Hap on this job reunites with his loudmouth old pal ‘Wildcat’ Chalmers (Raymond Walburn), and he provides his own cash to set up the oil rigs and partners with Chalmers when the bank denies a loan to Chalmers because the bank has an enemy of Chalmers on its board of directors. Meanwhile Johnny gets hired by Chalmers’ hated rival, Hammond (Granville Bates), as an enforcer. Johnny quits when he learns his friend Hap is on the other side.
Chalmers’ attractive roughneck daughter Linda (Frances Farmer) is wooed by both the gentlemanly Hap and the roughneck Johnny, but after a bad start with Johnny she succumbs to his sex appeal.
After a barroom brawl Johnny is arrested. Meanwhile Hap must stop Hammond from taking over the oil field bid, and works long hours to bring in the well before the option expires and he loses the oil rights to Hammond.
This oil strike allows Johnny and Linda to plan on getting married, and Hap gives him good advice to first surrender and clear his name.
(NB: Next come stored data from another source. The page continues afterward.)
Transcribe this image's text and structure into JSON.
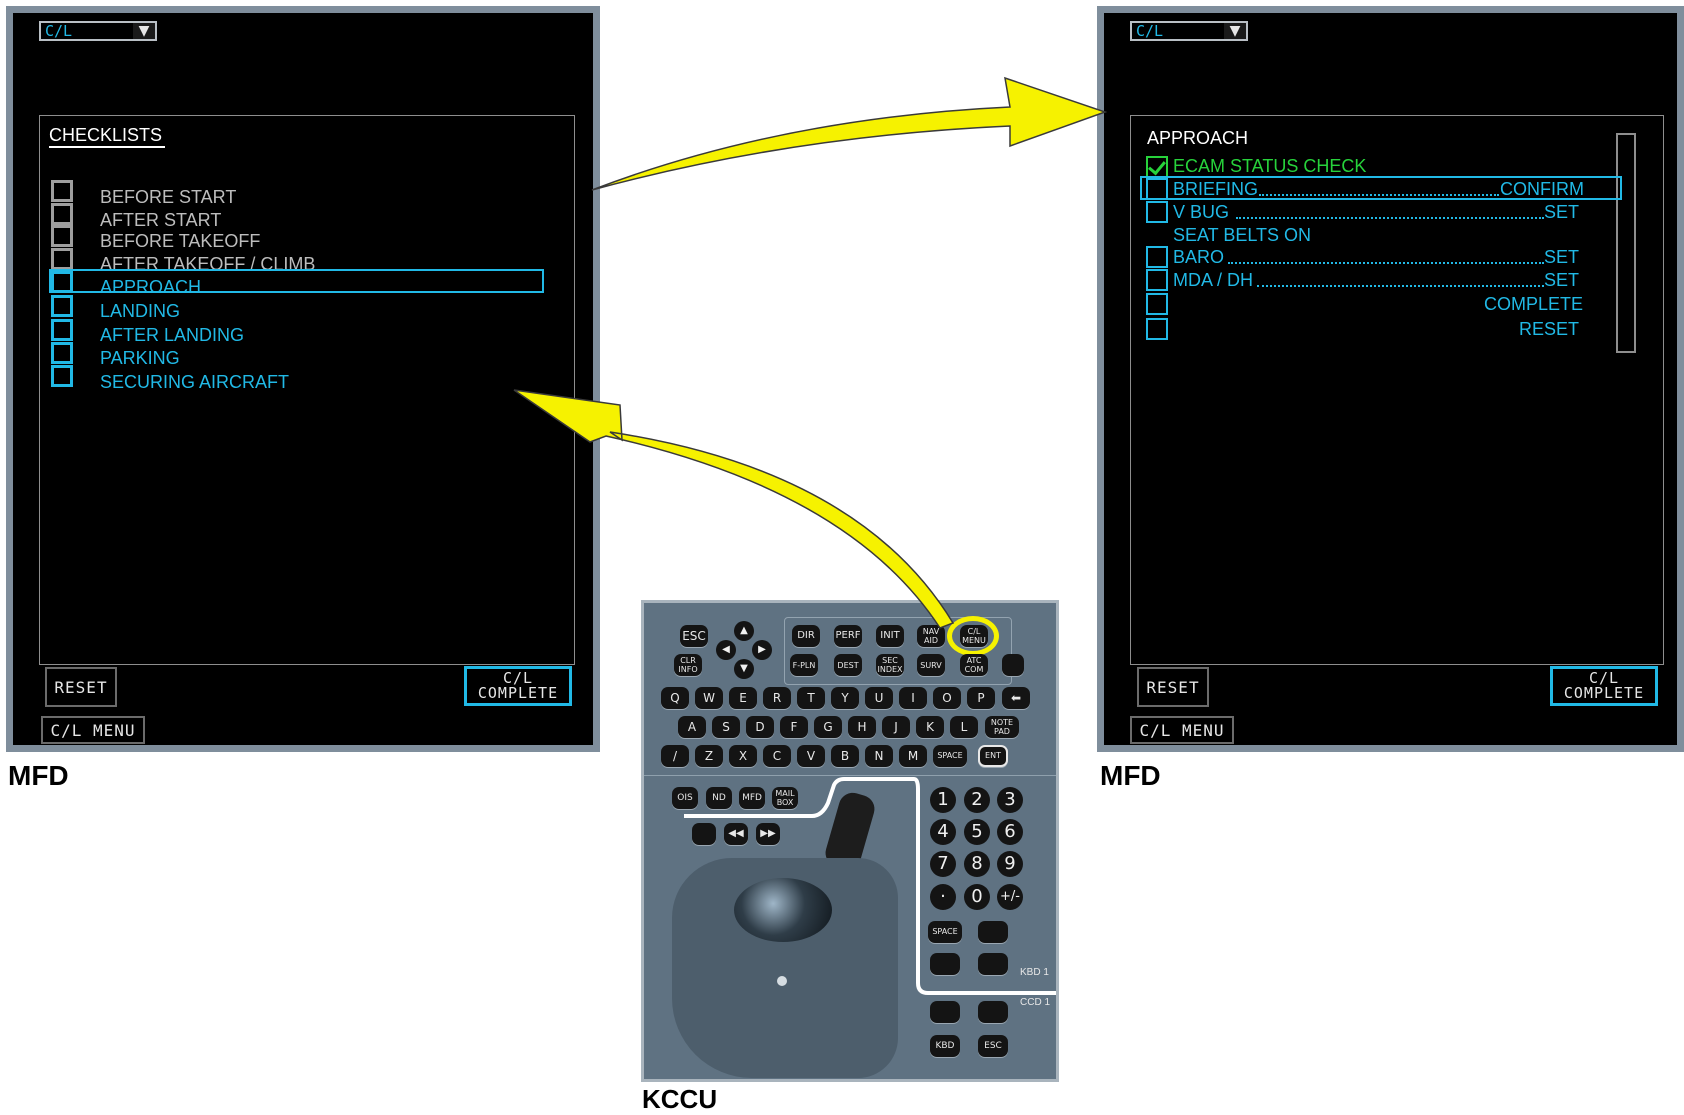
{
  "mfd_left": {
    "dropdown": "C/L",
    "title": "CHECKLISTS",
    "items": [
      {
        "label": "BEFORE START",
        "state": "done"
      },
      {
        "label": "AFTER START",
        "state": "done"
      },
      {
        "label": "BEFORE TAKEOFF",
        "state": "done"
      },
      {
        "label": "AFTER TAKEOFF / CLIMB",
        "state": "done"
      },
      {
        "label": "APPROACH",
        "state": "selected"
      },
      {
        "label": "LANDING",
        "state": "pending"
      },
      {
        "label": "AFTER LANDING",
        "state": "pending"
      },
      {
        "label": "PARKING",
        "state": "pending"
      },
      {
        "label": "SECURING AIRCRAFT",
        "state": "pending"
      }
    ],
    "reset": "RESET",
    "complete_line1": "C/L",
    "complete_line2": "COMPLETE",
    "menu": "C/L MENU",
    "caption": "MFD"
  },
  "mfd_right": {
    "dropdown": "C/L",
    "title": "APPROACH",
    "items": [
      {
        "label": "ECAM STATUS CHECK",
        "value": "",
        "state": "checked"
      },
      {
        "label": "BRIEFING",
        "value": "CONFIRM",
        "state": "selected"
      },
      {
        "label": "V BUG",
        "value": "SET",
        "state": "pending"
      },
      {
        "label": "SEAT BELTS ON",
        "value": "",
        "state": "note"
      },
      {
        "label": "BARO",
        "value": "SET",
        "state": "pending"
      },
      {
        "label": "MDA / DH",
        "value": "SET",
        "state": "pending"
      },
      {
        "label": "",
        "value": "COMPLETE",
        "state": "pending"
      },
      {
        "label": "",
        "value": "RESET",
        "state": "pending"
      }
    ],
    "reset": "RESET",
    "complete_line1": "C/L",
    "complete_line2": "COMPLETE",
    "menu": "C/L MENU",
    "caption": "MFD"
  },
  "kccu": {
    "caption": "KCCU",
    "top_keys": [
      "ESC",
      "CLR INFO",
      "DIR",
      "PERF",
      "INIT",
      "NAV AID",
      "C/L MENU",
      "F-PLN",
      "DEST",
      "SEC INDEX",
      "SURV",
      "ATC COM"
    ],
    "row_q": [
      "Q",
      "W",
      "E",
      "R",
      "T",
      "Y",
      "U",
      "I",
      "O",
      "P"
    ],
    "row_a": [
      "A",
      "S",
      "D",
      "F",
      "G",
      "H",
      "J",
      "K",
      "L"
    ],
    "row_z": [
      "/",
      "Z",
      "X",
      "C",
      "V",
      "B",
      "N",
      "M"
    ],
    "space": "SPACE",
    "note_pad": "NOTE PAD",
    "ent": "ENT",
    "display_keys": [
      "OIS",
      "ND",
      "MFD",
      "MAIL BOX"
    ],
    "numpad": [
      "1",
      "2",
      "3",
      "4",
      "5",
      "6",
      "7",
      "8",
      "9",
      "·",
      "0",
      "+/-"
    ],
    "num_space": "SPACE",
    "kbd1": "KBD 1",
    "ccd1": "CCD 1",
    "kbd": "KBD",
    "esc_bottom": "ESC"
  },
  "colors": {
    "cyan": "#21b9e6",
    "green": "#27d23b",
    "gray": "#bdbdbd",
    "arrow": "#f6f200"
  }
}
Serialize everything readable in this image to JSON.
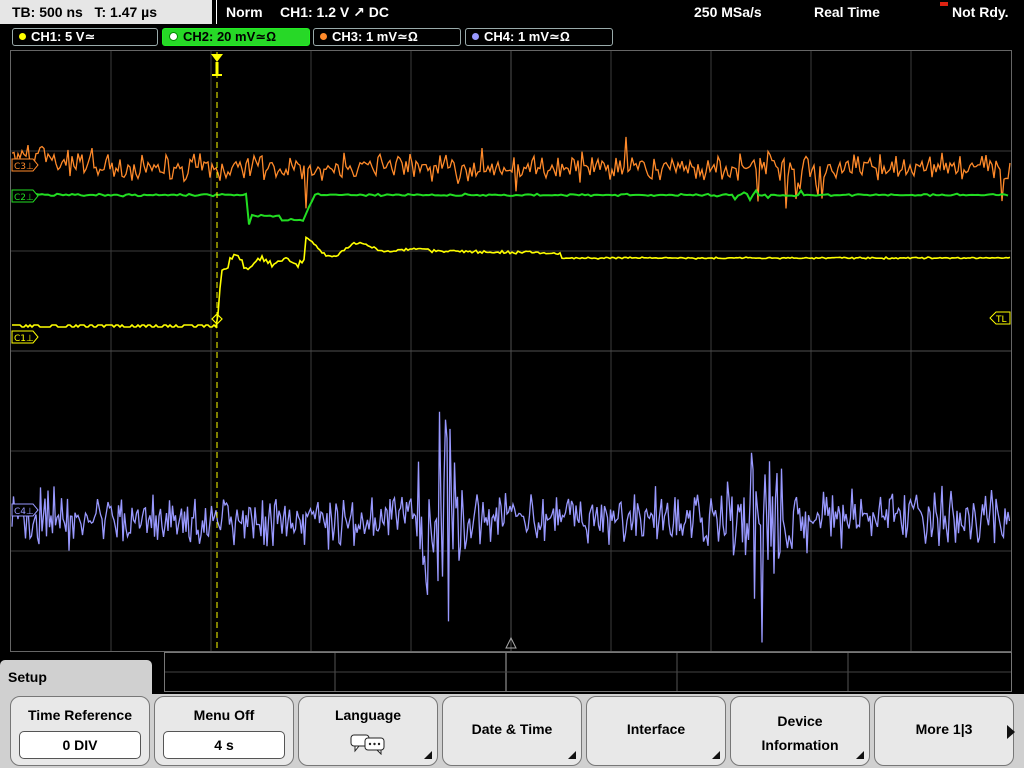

Johnny instead flees, but when Hap’s well catches fire he returns with firemen to put out the fire. Johnny now take’s Hap’s advice and surrenders to the sheriff (John Alexander) and returns East to plead self-defense on his murder charge. It’s presumed justice will prevail, after all this is America and not some South American banana republic.